At first, the recent massive enterprise Windows outage made me proud I was a Linux user. However, as I learnt more details, I realised this could happen to anyone. It wasn't Microsoft's mistake, but a mistake made by the security company CrowdStrike.
The Background
Corporations are understandably obsessed with security on their employees' work computers. They could lose user passwords, trade secrets, and many other kinds of sensitive information.
CrowdStrike is a company that provides this kind of security to lots of companies worldwide. It's a glorified antivirus, installed at a very core level (called the kernel layer) of the system. Microsoft, obviously doesn't take this lightly, and requires CrowdStrike to go through intensive testing before it can be installed on Windows computers.
The problem here is that CrowdStrike wants to push updates out rapidly to respond to any new kinds of malware, because rapid response is also very critical to cybersecurity.
The compromise they have come up with is that the core functionality files will be kept at the kernel level, and will only be updated with great care.

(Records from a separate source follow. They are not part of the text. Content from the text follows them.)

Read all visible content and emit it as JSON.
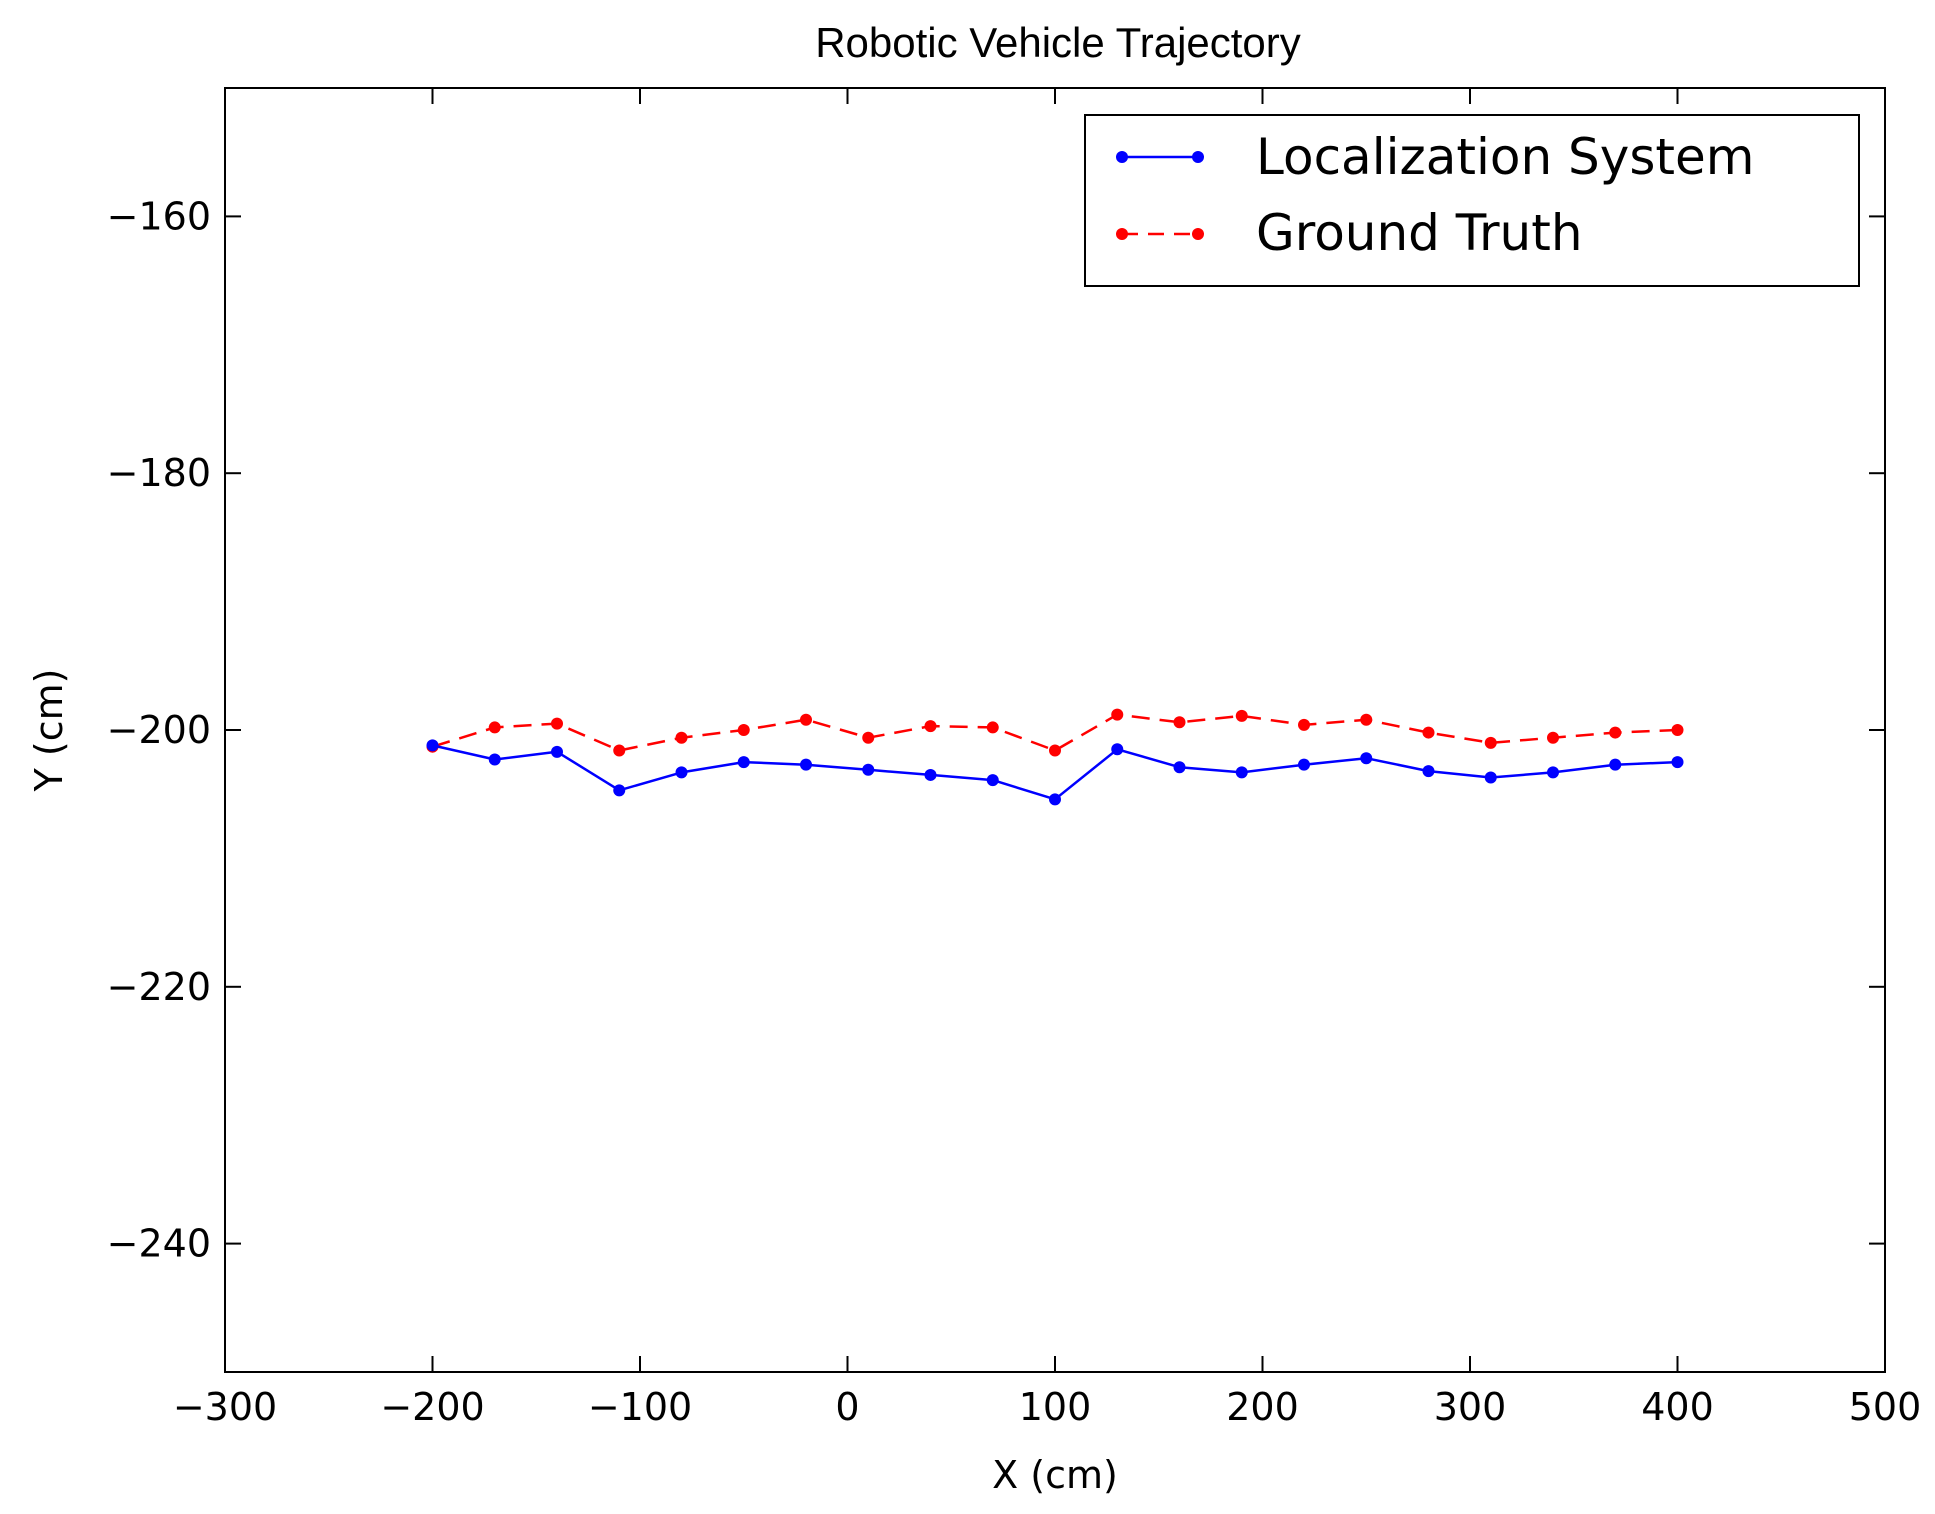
{
  "chart_data": {
    "type": "line",
    "title": "Robotic Vehicle Trajectory",
    "xlabel": "X (cm)",
    "ylabel": "Y (cm)",
    "xlim": [
      -300,
      500
    ],
    "ylim": [
      -250,
      -150
    ],
    "xticks": [
      -300,
      -200,
      -100,
      0,
      100,
      200,
      300,
      400,
      500
    ],
    "yticks": [
      -160,
      -180,
      -200,
      -220,
      -240
    ],
    "xtick_labels": [
      "−300",
      "−200",
      "−100",
      "0",
      "100",
      "200",
      "300",
      "400",
      "500"
    ],
    "ytick_labels": [
      "−160",
      "−180",
      "−200",
      "−220",
      "−240"
    ],
    "grid": false,
    "legend_position": "top-right",
    "series": [
      {
        "name": "Localization System",
        "color": "#0000ff",
        "style": "solid",
        "marker": "dot",
        "x": [
          -200,
          -170,
          -140,
          -110,
          -80,
          -50,
          -20,
          10,
          40,
          70,
          100,
          130,
          160,
          190,
          220,
          250,
          280,
          310,
          340,
          370,
          400
        ],
        "y": [
          -201.2,
          -202.3,
          -201.7,
          -204.7,
          -203.3,
          -202.5,
          -202.7,
          -203.1,
          -203.5,
          -203.9,
          -205.4,
          -201.5,
          -202.9,
          -203.3,
          -202.7,
          -202.2,
          -203.2,
          -203.7,
          -203.3,
          -202.7,
          -202.5
        ]
      },
      {
        "name": "Ground Truth",
        "color": "#ff0000",
        "style": "dashed",
        "marker": "dot",
        "x": [
          -200,
          -170,
          -140,
          -110,
          -80,
          -50,
          -20,
          10,
          40,
          70,
          100,
          130,
          160,
          190,
          220,
          250,
          280,
          310,
          340,
          370,
          400
        ],
        "y": [
          -201.3,
          -199.8,
          -199.5,
          -201.6,
          -200.6,
          -200.0,
          -199.2,
          -200.6,
          -199.7,
          -199.8,
          -201.6,
          -198.8,
          -199.4,
          -198.9,
          -199.6,
          -199.2,
          -200.2,
          -201.0,
          -200.6,
          -200.2,
          -200.0
        ]
      }
    ]
  }
}
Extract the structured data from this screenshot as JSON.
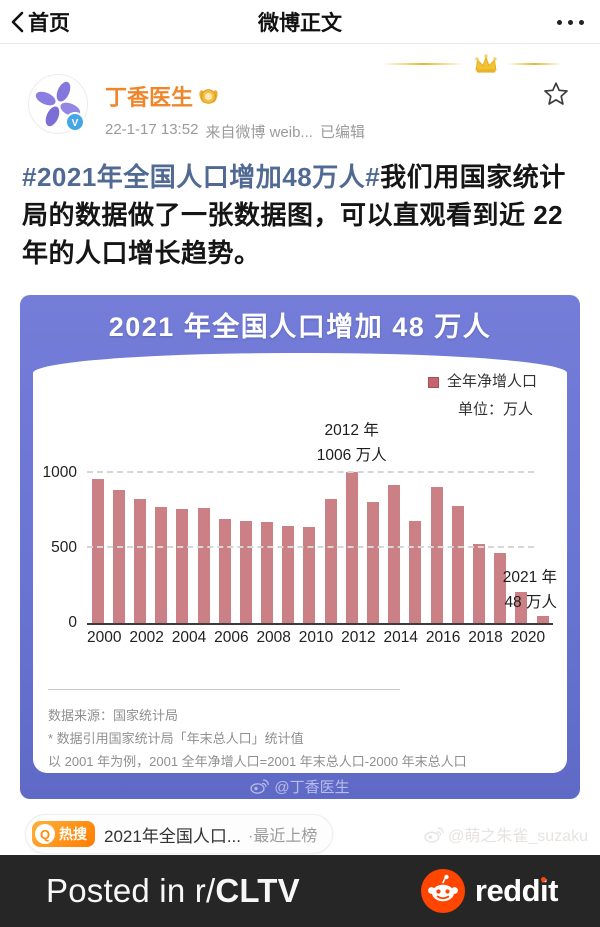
{
  "navbar": {
    "back_label": "首页",
    "title": "微博正文"
  },
  "post": {
    "author": "丁香医生",
    "timestamp": "22-1-17 13:52",
    "source": "来自微博 weib...",
    "edited": "已编辑",
    "hashtag": "#2021年全国人口增加48万人#",
    "body": "我们用国家统计局的数据做了一张数据图，可以直观看到近 22 年的人口增长趋势。"
  },
  "chart_data": {
    "type": "bar",
    "title": "2021 年全国人口增加 48 万人",
    "legend_label": "全年净增人口",
    "unit_label": "单位：万人",
    "categories": [
      2000,
      2001,
      2002,
      2003,
      2004,
      2005,
      2006,
      2007,
      2008,
      2009,
      2010,
      2011,
      2012,
      2013,
      2014,
      2015,
      2016,
      2017,
      2018,
      2019,
      2020,
      2021
    ],
    "values": [
      957,
      884,
      826,
      774,
      761,
      768,
      692,
      681,
      673,
      648,
      641,
      825,
      1006,
      804,
      920,
      680,
      906,
      779,
      530,
      467,
      204,
      48
    ],
    "ylim": [
      0,
      1000
    ],
    "yticks": [
      0,
      500,
      1000
    ],
    "x_tick_labels": [
      "2000",
      "2002",
      "2004",
      "2006",
      "2008",
      "2010",
      "2012",
      "2014",
      "2016",
      "2018",
      "2020"
    ],
    "grid": "dashed horizontal at 500 and 1000",
    "legend_position": "top-right",
    "bar_color": "#ca8085",
    "annotations": [
      {
        "target_year": 2012,
        "lines": [
          "2012 年",
          "1006 万人"
        ]
      },
      {
        "target_year": 2021,
        "lines": [
          "2021 年",
          "48 万人"
        ]
      }
    ],
    "source_lines": [
      "数据来源：国家统计局",
      "* 数据引用国家统计局「年末总人口」统计值",
      "以 2001 年为例，2001 全年净增人口=2001 年末总人口-2000 年末总人口"
    ]
  },
  "hot_search": {
    "badge": "热搜",
    "title": "2021年全国人口...",
    "suffix": "·最近上榜"
  },
  "watermarks": {
    "chart": "@丁香医生",
    "photo": "@萌之朱雀_suzaku"
  },
  "footer": {
    "posted_prefix": "Posted in r/",
    "subreddit": "CLTV",
    "brand": "reddit"
  },
  "colors": {
    "chart_frame_purple": "#6a74d2",
    "bar_rose": "#ca8085",
    "author_orange": "#f0862c",
    "hashtag_blue": "#516a94",
    "hot_badge_orange": "#ff7c00",
    "reddit_orange": "#ff4500",
    "footer_dark": "#262626"
  }
}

Other files, containing descriptions of the malware, will only be read by the kernel-level files, and can be refreshed as soon as CrowdStrike publishes them.
This division of responsibilities seemed to have been incomplete, however, as a mistake in a file of the second type caused computers to fail starting up.
What Was The Issue?
The exact mistake was that one of the new files had a new function that expected 21 inputs. The code that called this function from the kernel sent only 20 inputs. A lack of graceful error handling meant that the antivirus - running at kernel level - crashed, bringing the rest of the kernel down with it.
The fix was simple. A fixed version of the file was published promptly, and the users just had to boot into recovery mode, delete the offending file, and reboot, allowing the fixed version of the file to be downloaded.
Only issue being most corporate employees don't have the permissions to access recovery mode on their work computers, and the IT department had to reach out to every single one manually.
This issue also struck many virtual machines, but it was much easier to fix virtual machines because they're managed automatically anyway.
A lot of games demand kernel-level anti-cheat software to be installed. This incident raises concerns about that as well. It is one thing to risk bricking corporate computers in the interest of security, and another to risk bricking personal computers just because the user wants to relax.
How Can We Avoid This?
The incident also highlighted some operational shortcomings with Crowdstrike's processes.
Obviously, a glaring error such as this should've been caught in QA, which it was not. Likely because they modified multiple files during development and QA, but only published a subset.
This also shows that they don't have a suite of test machines that are dedicated to running the release candidates. No in-dev code. Only going from one public release to the next, approximating what a customer's computer would do.
And a final mitigating strategy would've been phased releases, which is actually quite common in the software world. Phased releases means that you don't let every user get the update at the same time - a small group gets an update first, and if it seems that there are no issues, the update is made available to progressively larger and larger groups.